The researchers, from the Radiology Department at Duke University School of Medicine, used MRI data of 22 glioblastoma patients from MD Anderson Cancer Center and 22 glioblastoma patients from Henry Ford Hospital to assess how CNN models worked with their own and each other’s MRI data. They evaluated three different scenarios:

• Data used for training a model coming from the same institution as the data used for testing the model

• Data used for training a model coming from a different institution than the data used for testing the model

• Data used for training a model that comes from the same institution as the data used for testing, but the data is enriched by additional data from the other institution, resulting in a bigger size of the training set

They found that the performance of one provider’s model for segmentation of brain tumors “dramatically” deteriorates when the model was trained on data from the other. Adding data from the different providers can improve performance of the model, but not for segmentation of the entire tumor.

The study authors hypothesize that differences in imaging between the two providers is the reason for the reduced performance. For example, MD Anderson’s magnetic field strength for most cases is 1.5 Tesla and slice thickness is 5 millimeters. At Henry Ford, magnetic field strength is 3 Tesla and slice thickness varied between 3 and 5 millimeters.



The results don’t necessarily mean that health care providers shouldn’t try to use other providers’ images for deep learning, says Maciej A. Mazurowski, PhD, one of the study’s authors. “We should try. There might not be enough data at each institution [to rely on individually],” he says.

There are several ways to overcome this problem, Mazurowski contends. It would be optimal if every image was acquired using the same protocol and the scanners calibrated to each other.

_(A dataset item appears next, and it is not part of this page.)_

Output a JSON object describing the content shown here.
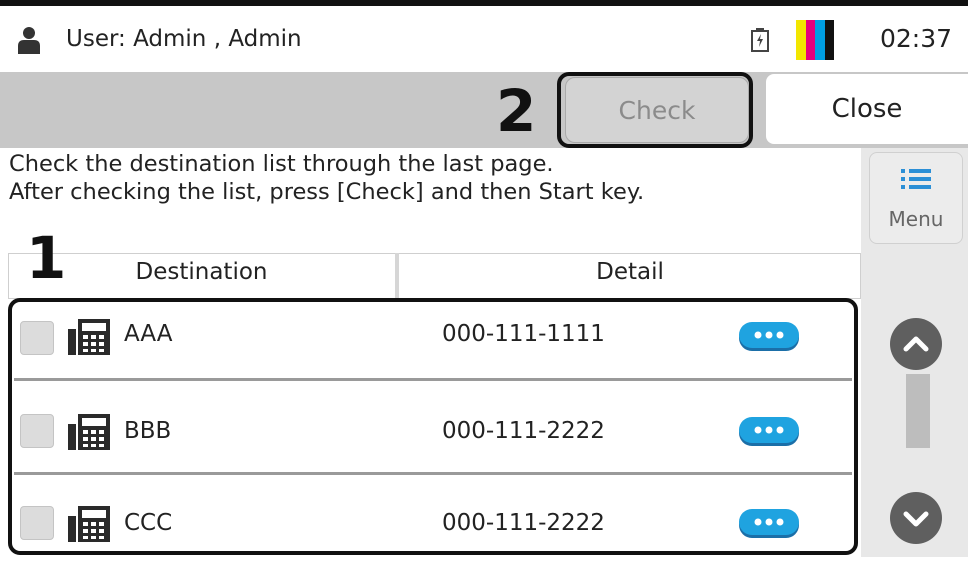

However, this is unlikely to happen anytime soon, he adds.

Another option is to standardize images after they’ve been acquired, and efforts are being made in that direction. A third, less explored avenue would be to use data from different organizations and the learning algorithm could internally use the images altogether, akin to how a radiologist can internally normalize images from different scanners.

While the study highlights a drawback in testing deep learning models on data it wasn’t trained on, that does not diminish the strides that deep learning has made in imaging, Mazurowski says. “Deep learning is making a big difference in machine learning and artificial intelligence in general and is something to watch in radiology. The study does not show that this doesn’t work, but that you need to be very careful.”